Reports indicate that the 47-year-old farmer sued Monsanto back in 2004 after inhaling the Lasso product while cleaning his sprayer tank equipment. Not long after, Francois began experiencing lasting symptoms that prevented him from working, which he says were directly linked to exposure to the chemical. Since Lasso’s packaging did not bear adequate warnings about the dangers of exposure, Francois alleged at the time that Monsanto was essentially negligent in providing adequate protection for its customers.
To the surprise of many, the French court agreed with the claims and evidence presented before it, declaring earlier this year that “Monsanto is responsible for Paul Francois’ suffering after he inhaled the Lasso product … and must entirely compensate him.” The court is said to be seeking expert opinion on how to gauge Francois’ losses in order to determine precisely how much Monsanto will be required to compensate him in the case.
“It is a historic decision in so far as it is the first time that a (pesticide) maker is found guilty of such a poisoning,” said Francois Lafforgue, Paul Francois’ lawyer, to Reuters earlier in the year.
According to the U.S. Environmental Protection Agency (EPA), exposure to alachlor can cause damage to the liver, kidneys, spleen, and eyes, and may lead to the development of anemia and even cancer. The EPA apparently views alachlor as so dangerous, in fact, that the agency has set the maximum contaminant level goals (MCLG) for alachlor to zero in order to “prevent potential health problems.” (http://water.epa.gov/drink/contaminants/basicinformation/alachlor.cfm)

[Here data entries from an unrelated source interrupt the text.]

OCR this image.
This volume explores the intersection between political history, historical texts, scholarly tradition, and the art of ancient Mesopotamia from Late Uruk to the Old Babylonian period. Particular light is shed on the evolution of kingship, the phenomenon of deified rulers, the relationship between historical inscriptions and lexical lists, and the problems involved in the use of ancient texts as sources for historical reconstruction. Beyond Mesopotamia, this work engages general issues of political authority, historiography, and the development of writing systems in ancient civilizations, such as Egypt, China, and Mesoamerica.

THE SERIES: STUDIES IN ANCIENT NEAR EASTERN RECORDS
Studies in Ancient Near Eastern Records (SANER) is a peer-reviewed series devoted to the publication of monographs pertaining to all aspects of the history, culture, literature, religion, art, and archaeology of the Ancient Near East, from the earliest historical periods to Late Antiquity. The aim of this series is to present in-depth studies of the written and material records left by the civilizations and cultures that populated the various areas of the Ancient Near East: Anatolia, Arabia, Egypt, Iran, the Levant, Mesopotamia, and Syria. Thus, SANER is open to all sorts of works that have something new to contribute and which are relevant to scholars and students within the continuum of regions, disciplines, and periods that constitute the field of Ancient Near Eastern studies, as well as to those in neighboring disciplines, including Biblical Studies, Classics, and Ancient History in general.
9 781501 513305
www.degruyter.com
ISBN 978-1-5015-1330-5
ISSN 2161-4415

In 2007, France officially banned Lasso from use in the country in accordance with a European Union (EU) directive enacted in 2006 prohibiting the chemical from further use on crops in any member countries. But despite all the evidence proving that alachlor can disrupt hormonal balance, induce reproductive or developmental problems, and cause cancer, the chemical is still being used on conventional crops throughout the U.S. to this very day. (http://www.pesticideinfo.org/Detail_ChemReg.jsp?Rec_Id=PC35160)
“I am alive today, but part of the farming population is going to be sacrificed and is going to die because of (alachlor),” added Francois to Reuters.